Even with cameras off, I could feel 50 bodies collectively cringing as he held his smile. Suddenly, the silence was broken by a shatter.
“Sorry,” said the student, Mikayla Bronsen. “I spilled my milk.”
“Well MILKayla, you’re not gonna cry about spilled milk, are ya? I wish I could CRACK a better joke than that, but no-way-milky-way! Or we’ll be UDDERly behind schedule.”
After presenting a few slides about “LIT-erature,” his cellphone rang. His ringtone was the Alvin and the Chipmunks’ cover of “Mistletoe” by Justin Bieber.
“Sorry class, my Uber Eats is here,” he grumbled in glitched-out words.
When he came back with his Osmow’s shawarma in-hand, we all listened as he ate it on screen, his lips smacking into his headset microphone.
“That’s pretty methed up. Get it? Messed up. Call me Breaking Dad”
“What? It’s delicious,” Rolls said, nonchalantly. “I heard your generation likes ASMR mukbangs. I had to surf the Urban Dictionary to find out what that means. I ought to make this go viral. Hey, can someone record me? Oh, hold on—”

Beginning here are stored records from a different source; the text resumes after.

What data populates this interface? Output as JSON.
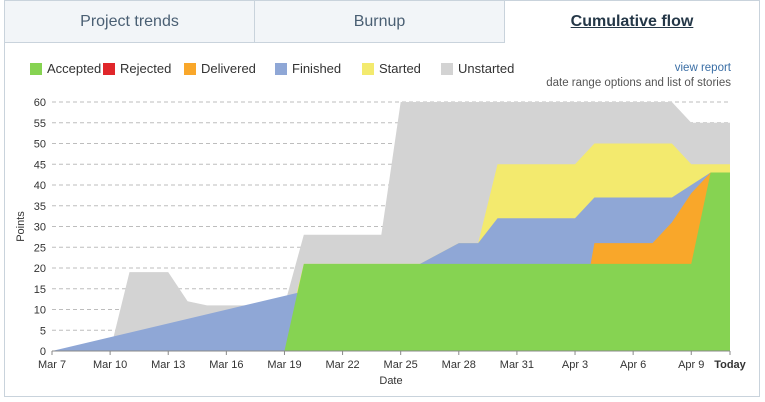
{
  "tabs": [
    {
      "label": "Project trends",
      "active": false
    },
    {
      "label": "Burnup",
      "active": false
    },
    {
      "label": "Cumulative flow",
      "active": true
    }
  ],
  "links": {
    "view_report": "view report",
    "range_options": "date range options and list of stories"
  },
  "chart_data": {
    "type": "area",
    "stacked": true,
    "xlabel": "Date",
    "ylabel": "Points",
    "ylim": [
      0,
      60
    ],
    "ytick_step": 5,
    "grid": "horizontal dashed",
    "legend_placement": "top-left",
    "x_tick_labels": [
      "Mar 7",
      "Mar 10",
      "Mar 13",
      "Mar 16",
      "Mar 19",
      "Mar 22",
      "Mar 25",
      "Mar 28",
      "Mar 31",
      "Apr 3",
      "Apr 6",
      "Apr 9",
      "Today"
    ],
    "x_tick_dates": [
      "2014-03-07",
      "2014-03-10",
      "2014-03-13",
      "2014-03-16",
      "2014-03-19",
      "2014-03-22",
      "2014-03-25",
      "2014-03-28",
      "2014-03-31",
      "2014-04-03",
      "2014-04-06",
      "2014-04-09",
      "2014-04-11"
    ],
    "xlim": [
      "2014-03-07",
      "2014-04-11"
    ],
    "series": [
      {
        "name": "Accepted",
        "color": "#86d352",
        "points": [
          [
            "2014-03-07",
            0
          ],
          [
            "2014-03-19",
            0
          ],
          [
            "2014-03-20",
            21
          ],
          [
            "2014-04-09",
            21
          ],
          [
            "2014-04-10",
            43
          ],
          [
            "2014-04-11",
            43
          ]
        ]
      },
      {
        "name": "Rejected",
        "color": "#e0262a",
        "points": [
          [
            "2014-03-07",
            0
          ],
          [
            "2014-04-11",
            0
          ]
        ]
      },
      {
        "name": "Delivered",
        "color": "#f9a72a",
        "points": [
          [
            "2014-03-07",
            0
          ],
          [
            "2014-04-03",
            0
          ],
          [
            "2014-04-04",
            26
          ],
          [
            "2014-04-07",
            26
          ],
          [
            "2014-04-08",
            31
          ],
          [
            "2014-04-09",
            38
          ],
          [
            "2014-04-10",
            43
          ],
          [
            "2014-04-11",
            43
          ]
        ]
      },
      {
        "name": "Finished",
        "color": "#8fa7d6",
        "points": [
          [
            "2014-03-07",
            0
          ],
          [
            "2014-03-26",
            21
          ],
          [
            "2014-03-28",
            26
          ],
          [
            "2014-03-29",
            26
          ],
          [
            "2014-03-30",
            32
          ],
          [
            "2014-04-03",
            32
          ],
          [
            "2014-04-04",
            37
          ],
          [
            "2014-04-07",
            37
          ],
          [
            "2014-04-08",
            37
          ],
          [
            "2014-04-09",
            40
          ],
          [
            "2014-04-10",
            43
          ],
          [
            "2014-04-11",
            43
          ]
        ]
      },
      {
        "name": "Started",
        "color": "#f3ea6e",
        "points": [
          [
            "2014-03-07",
            0
          ],
          [
            "2014-03-11",
            0
          ],
          [
            "2014-03-12",
            3
          ],
          [
            "2014-03-13",
            3
          ],
          [
            "2014-03-14",
            3
          ],
          [
            "2014-03-15",
            2
          ],
          [
            "2014-03-19",
            2
          ],
          [
            "2014-03-20",
            21
          ],
          [
            "2014-03-26",
            21
          ],
          [
            "2014-03-28",
            26
          ],
          [
            "2014-03-29",
            26
          ],
          [
            "2014-03-30",
            45
          ],
          [
            "2014-04-03",
            45
          ],
          [
            "2014-04-04",
            50
          ],
          [
            "2014-04-07",
            50
          ],
          [
            "2014-04-08",
            50
          ],
          [
            "2014-04-09",
            45
          ],
          [
            "2014-04-10",
            45
          ],
          [
            "2014-04-11",
            45
          ]
        ]
      },
      {
        "name": "Unstarted",
        "color": "#d3d3d3",
        "points": [
          [
            "2014-03-07",
            0
          ],
          [
            "2014-03-10",
            0
          ],
          [
            "2014-03-11",
            19
          ],
          [
            "2014-03-13",
            19
          ],
          [
            "2014-03-14",
            12
          ],
          [
            "2014-03-15",
            11
          ],
          [
            "2014-03-19",
            11
          ],
          [
            "2014-03-20",
            28
          ],
          [
            "2014-03-24",
            28
          ],
          [
            "2014-03-25",
            60
          ],
          [
            "2014-04-08",
            60
          ],
          [
            "2014-04-09",
            55
          ],
          [
            "2014-04-11",
            55
          ]
        ]
      }
    ]
  }
}
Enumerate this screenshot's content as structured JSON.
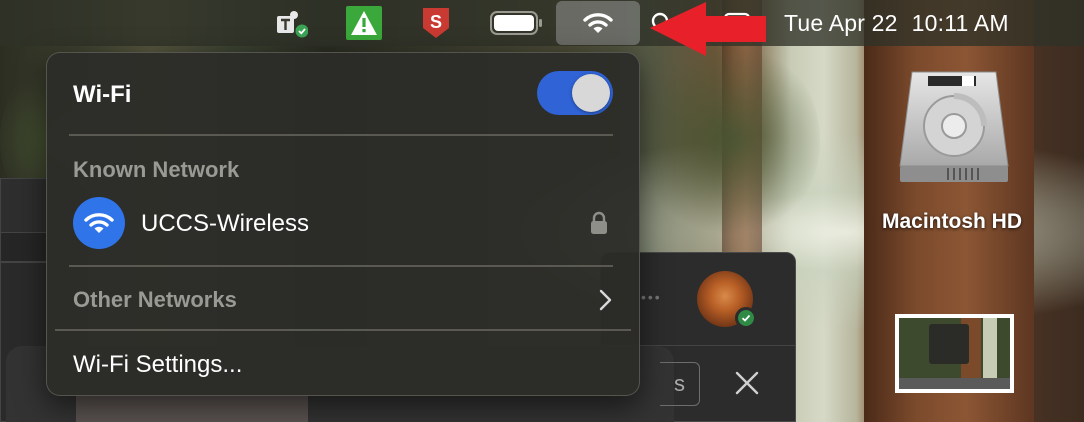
{
  "menubar": {
    "clock_date": "Tue Apr 22",
    "clock_time": "10:11 AM",
    "icons": [
      "teams-icon",
      "alert-triangle-icon",
      "s-shield-icon",
      "battery-icon",
      "wifi-icon",
      "search-icon",
      "control-center-icon"
    ]
  },
  "wifi_menu": {
    "title": "Wi-Fi",
    "toggle_on": true,
    "known_header": "Known Network",
    "known_networks": [
      {
        "name": "UCCS-Wireless",
        "secured": true
      }
    ],
    "other_header": "Other Networks",
    "settings_label": "Wi-Fi Settings..."
  },
  "background_window": {
    "button_fragment": "s"
  },
  "desktop": {
    "hd_label": "Macintosh HD"
  },
  "colors": {
    "toggle_on": "#2f63d6",
    "wifi_circle": "#2f74e8",
    "annotation_arrow": "#e8202a",
    "alert_green": "#3aa83a",
    "shield_red": "#c93a32"
  }
}
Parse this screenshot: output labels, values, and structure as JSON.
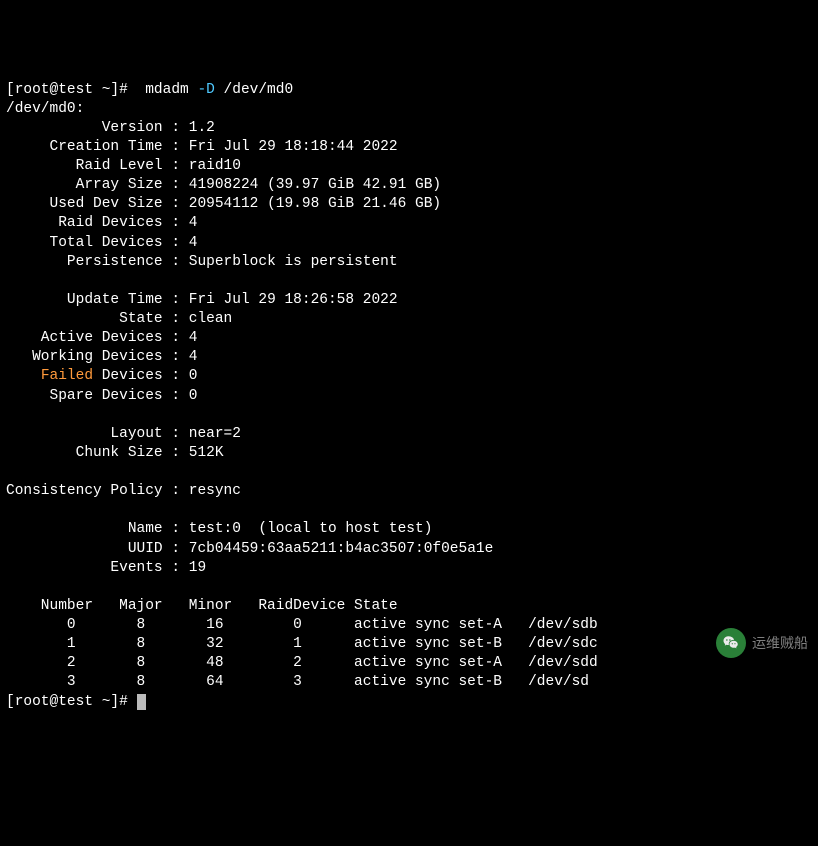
{
  "prompt1": "[root@test ~]#  mdadm ",
  "cmd_flag": "-D",
  "cmd_arg": " /dev/md0",
  "device_line": "/dev/md0:",
  "fields": {
    "version": {
      "label": "           Version",
      "value": "1.2"
    },
    "creation_time": {
      "label": "     Creation Time",
      "value": "Fri Jul 29 18:18:44 2022"
    },
    "raid_level": {
      "label": "        Raid Level",
      "value": "raid10"
    },
    "array_size": {
      "label": "        Array Size",
      "value": "41908224 (39.97 GiB 42.91 GB)"
    },
    "used_dev_size": {
      "label": "     Used Dev Size",
      "value": "20954112 (19.98 GiB 21.46 GB)"
    },
    "raid_devices": {
      "label": "      Raid Devices",
      "value": "4"
    },
    "total_devices": {
      "label": "     Total Devices",
      "value": "4"
    },
    "persistence": {
      "label": "       Persistence",
      "value": "Superblock is persistent"
    },
    "update_time": {
      "label": "       Update Time",
      "value": "Fri Jul 29 18:26:58 2022"
    },
    "state": {
      "label": "             State",
      "value": "clean"
    },
    "active_devices": {
      "label": "    Active Devices",
      "value": "4"
    },
    "working_devices": {
      "label": "   Working Devices",
      "value": "4"
    },
    "failed_prefix": "    ",
    "failed_word": "Failed",
    "failed_suffix": " Devices",
    "failed_value": "0",
    "spare_devices": {
      "label": "     Spare Devices",
      "value": "0"
    },
    "layout": {
      "label": "            Layout",
      "value": "near=2"
    },
    "chunk_size": {
      "label": "        Chunk Size",
      "value": "512K"
    },
    "consistency": {
      "label": "Consistency Policy",
      "value": "resync"
    },
    "name": {
      "label": "              Name",
      "value": "test:0  (local to host test)"
    },
    "uuid": {
      "label": "              UUID",
      "value": "7cb04459:63aa5211:b4ac3507:0f0e5a1e"
    },
    "events": {
      "label": "            Events",
      "value": "19"
    }
  },
  "table": {
    "header": "    Number   Major   Minor   RaidDevice State",
    "rows": [
      "       0       8       16        0      active sync set-A   /dev/sdb",
      "       1       8       32        1      active sync set-B   /dev/sdc",
      "       2       8       48        2      active sync set-A   /dev/sdd",
      "       3       8       64        3      active sync set-B   /dev/sd"
    ]
  },
  "prompt2": "[root@test ~]# ",
  "watermark_text": "运维贼船"
}
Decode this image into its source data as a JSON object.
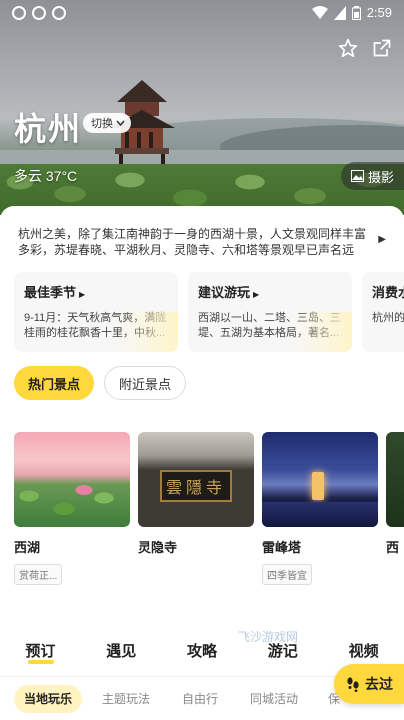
{
  "status_bar": {
    "time": "2:59"
  },
  "hero": {
    "city": "杭州",
    "switch_label": "切换",
    "weather": "多云 37°C",
    "photo_label": "摄影"
  },
  "intro": {
    "text": "杭州之美，除了集江南神韵于一身的西湖十景，人文景观同样丰富多彩，苏堤春晓、平湖秋月、灵隐寺、六和塔等景观早已声名远播。..."
  },
  "info_cards": [
    {
      "title": "最佳季节",
      "body": "9-11月：天气秋高气爽，满陇桂雨的桂花飘香十里，中秋..."
    },
    {
      "title": "建议游玩",
      "body": "西湖以一山、二塔、三岛、三堤、五湖为基本格局，著名..."
    },
    {
      "title": "消费水",
      "body": "杭州的消等国内一..."
    }
  ],
  "chips": {
    "hot": "热门景点",
    "nearby": "附近景点"
  },
  "spots": [
    {
      "name": "西湖",
      "tag": "赏荷正..."
    },
    {
      "name": "灵隐寺",
      "board": "雲隱寺",
      "tag": ""
    },
    {
      "name": "雷峰塔",
      "tag": "四季皆宜"
    },
    {
      "name": "西"
    }
  ],
  "main_tabs": [
    "预订",
    "遇见",
    "攻略",
    "游记",
    "视频"
  ],
  "watermark": "飞沙游戏网",
  "sub_tabs": [
    "当地玩乐",
    "主题玩法",
    "自由行",
    "同城活动",
    "保"
  ],
  "go_button": "去过",
  "colors": {
    "accent": "#ffd83d",
    "accent_light": "#fff3c0"
  }
}
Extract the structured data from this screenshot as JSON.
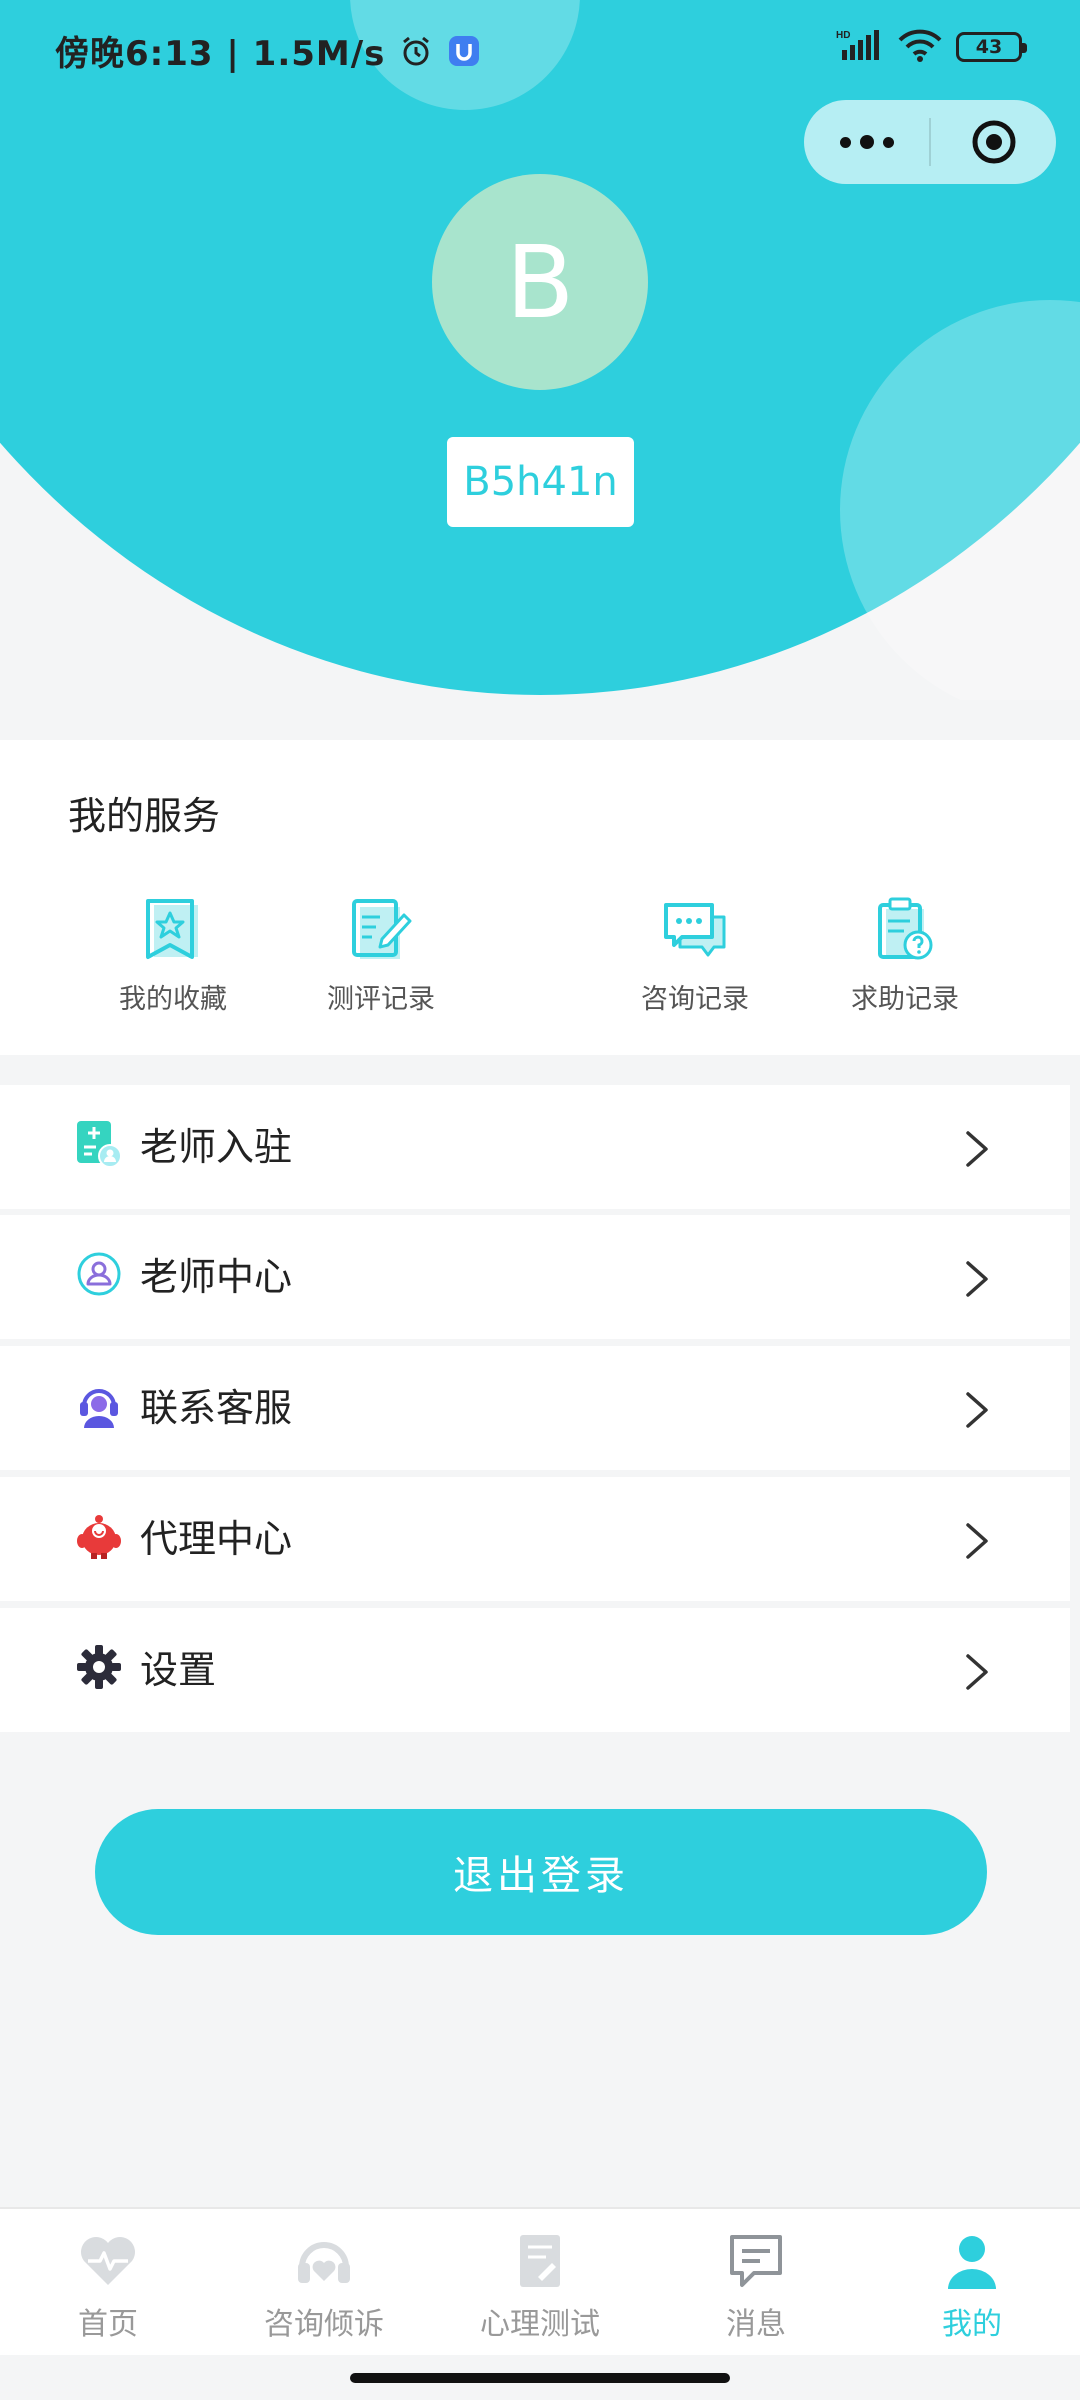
{
  "status_bar": {
    "time": "傍晚6:13 | 1.5M/s",
    "battery": "43"
  },
  "profile": {
    "avatar_letter": "B",
    "username": "B5h41n"
  },
  "services": {
    "title": "我的服务",
    "items": [
      {
        "label": "我的收藏",
        "icon": "bookmark-star-icon"
      },
      {
        "label": "测评记录",
        "icon": "edit-document-icon"
      },
      {
        "label": "咨询记录",
        "icon": "chat-bubbles-icon"
      },
      {
        "label": "求助记录",
        "icon": "clipboard-question-icon"
      }
    ]
  },
  "menu": [
    {
      "label": "老师入驻",
      "icon": "teacher-register-icon"
    },
    {
      "label": "老师中心",
      "icon": "teacher-profile-icon"
    },
    {
      "label": "联系客服",
      "icon": "headset-service-icon"
    },
    {
      "label": "代理中心",
      "icon": "agent-mascot-icon"
    },
    {
      "label": "设置",
      "icon": "gear-icon"
    }
  ],
  "logout_label": "退出登录",
  "tabs": [
    {
      "label": "首页",
      "icon": "heart-pulse-icon",
      "active": false
    },
    {
      "label": "咨询倾诉",
      "icon": "headphones-heart-icon",
      "active": false
    },
    {
      "label": "心理测试",
      "icon": "test-paper-icon",
      "active": false
    },
    {
      "label": "消息",
      "icon": "message-icon",
      "active": false
    },
    {
      "label": "我的",
      "icon": "user-icon",
      "active": true
    }
  ],
  "colors": {
    "accent": "#2ecfdd",
    "avatar_bg": "#a8e4cd",
    "page_bg": "#f4f5f6"
  }
}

Rolls turned on the Zoom’s screen recording option. “Perfect! Let’s begin!” he said.
After class, I tried to reach out to Rolls for comment, but it went straight to voicemail: “Howdy, can’t reach you at the moment, so leave your message after the song.”
I was left with: “Never gonna give you up, never gonna let you down…” I had been Rickrolled by Rich Rolls.